Ferguson is far more successful in making a compelling case that World War II started with Japan's invasion of China in 1937 (He also contends that it started in 1935 with Italy's invasion of Ethiopia (Abyssinia) and Nazi Germany's bloodless re-occupation of the Rhineland.) and that the European phase of the war could have been averted if Great Britain and France invaded Nazi Germany in 1938, in response to Hitler's demand for Czechoslovakia's Sudentenland and annexation of Austria. Curiously, he also contends that the Munich agreement brokered by British Prime Minister Neville Chamberlain in September, 1938 wasn't an act of appeasement, but rather, a brilliant political stroke by Chamberlain (Ferguson's line of reasoning here is something I find inconsistent with his more brilliant argument in favor of a joint 1938 Anglo-French invasion of Nazi Germany, either alone or in combination with both the Soviet Union and Czechoslovakia.).

Ferguson carries on his narrative of bloody 20th Century conflict beyond the Korean War, noting that ethnic unrest along the fault-lines of great imperial powers (in this case the United States, Russia, China, and to a lesser extent, India and Great Britain) has been responsible for much of the violent conflicts occuring in the Thirld World (which he describes as the "Third World War", trying to cast it mainly as a series of proxy conflicts between the United States and the Soviet Union) and most recently, in the Balkans and the Middle East. But this portion of the book is more epilogue than yet another major amassing of persuasively argued economic, political and military facts, and has the unintended effect of substantially reducing the importance of Ferguson's four key factors as those directly responsible for 20th Century warfare.
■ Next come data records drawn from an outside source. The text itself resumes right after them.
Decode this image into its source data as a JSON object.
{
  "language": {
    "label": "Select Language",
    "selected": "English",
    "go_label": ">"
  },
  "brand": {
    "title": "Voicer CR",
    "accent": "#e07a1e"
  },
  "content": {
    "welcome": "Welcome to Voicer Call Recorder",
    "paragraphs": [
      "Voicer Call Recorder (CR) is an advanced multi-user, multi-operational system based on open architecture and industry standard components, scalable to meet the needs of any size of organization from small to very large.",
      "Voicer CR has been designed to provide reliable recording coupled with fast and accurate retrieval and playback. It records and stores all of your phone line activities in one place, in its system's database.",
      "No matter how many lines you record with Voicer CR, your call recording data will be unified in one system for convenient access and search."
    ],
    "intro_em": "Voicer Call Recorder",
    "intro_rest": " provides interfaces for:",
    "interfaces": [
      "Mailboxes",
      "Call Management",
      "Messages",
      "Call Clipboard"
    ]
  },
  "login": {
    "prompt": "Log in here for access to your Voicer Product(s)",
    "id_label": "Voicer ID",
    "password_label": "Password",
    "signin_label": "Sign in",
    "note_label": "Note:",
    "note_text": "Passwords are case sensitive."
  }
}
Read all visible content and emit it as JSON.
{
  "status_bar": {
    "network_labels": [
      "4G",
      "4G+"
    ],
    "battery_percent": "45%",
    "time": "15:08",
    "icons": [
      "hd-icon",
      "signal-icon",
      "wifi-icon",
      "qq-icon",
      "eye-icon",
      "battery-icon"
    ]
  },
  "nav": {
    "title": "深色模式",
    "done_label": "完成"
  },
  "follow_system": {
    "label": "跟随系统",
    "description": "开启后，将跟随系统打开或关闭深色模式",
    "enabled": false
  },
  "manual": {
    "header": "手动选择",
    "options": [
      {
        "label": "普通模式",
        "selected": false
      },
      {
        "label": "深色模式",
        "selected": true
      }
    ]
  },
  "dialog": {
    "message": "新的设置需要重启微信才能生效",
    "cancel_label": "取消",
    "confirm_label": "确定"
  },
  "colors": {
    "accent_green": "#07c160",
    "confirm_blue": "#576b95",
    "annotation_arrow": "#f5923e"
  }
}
In spite of the major flaws I have cited in Ferguson's logic, I still regard "The War of the World" as an important book of historical scholarship looking back at the bloody century which was the 20th Century. Much to Ferguson's credit, no other scholar has amassed as much data, or written as cogently as he, in presenting an intriguing, provocative, and often infuriating, examination of 20th Century warfare. Indeed, when Ferguson casts his arguments strictly in economic terms, does he make some of his most impressive, thoughtful commentary (In stark contrast, Ferguson opens the book with a quick survey of human physical anthropology, making the absurd claim that for genetic reasons, it is difficult for European men to produce viable offspring with East Asian women; this is a "fact" that I know from personal experience has been contradicted successfully on at least one hundred occasions, judging from my own family's history as well as those I know who are alumni of Stuyvesant High School, Dartmouth, Brown, Yale and other prominent American institutions of higher learning.).

Anonymous said...

Fergusons use of the word Descent is very true in a very, very dark sense, and not at all how he intended it. Quite the opposite in fact.
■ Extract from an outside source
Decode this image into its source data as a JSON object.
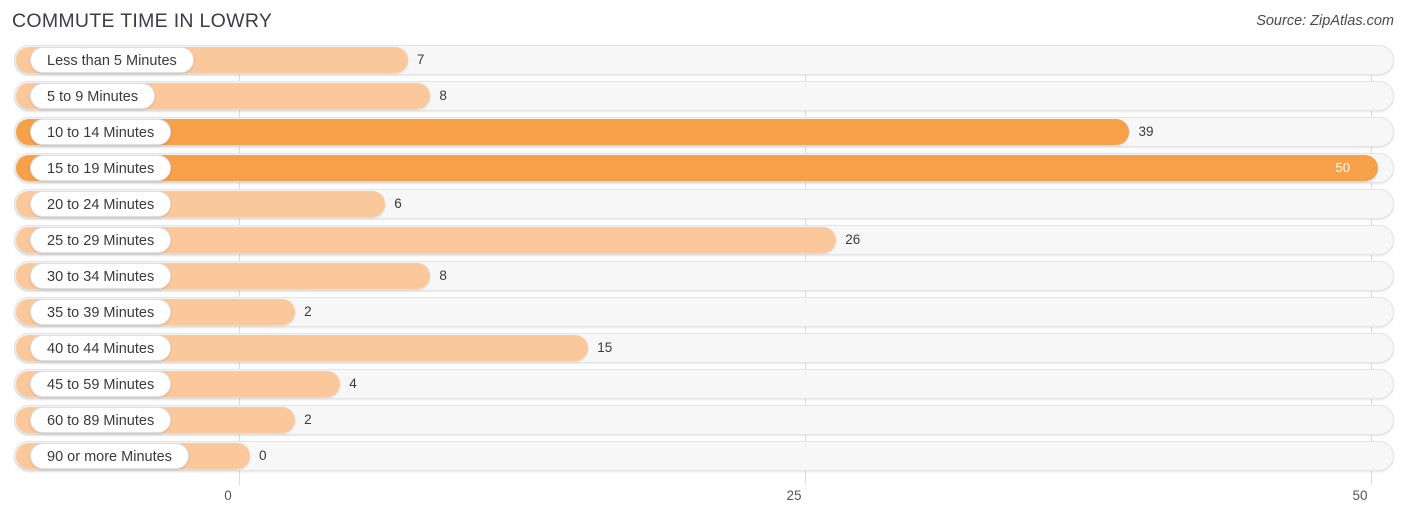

This reference describes how our adolescent Western anti-"culture" has brought the entire world to the brink of both cultural & ecological meltdown. Or put in another way has DESCENDED into a form of almost unstoppable barbarianism.
www.coteda.com/fundamentals/index.html

Such being the inevitable outcome of the drive to total power and control at the root of the entire western "cultural" project. The Invisible Megamachine described by Lewis Mumford in the Pentagon of Power.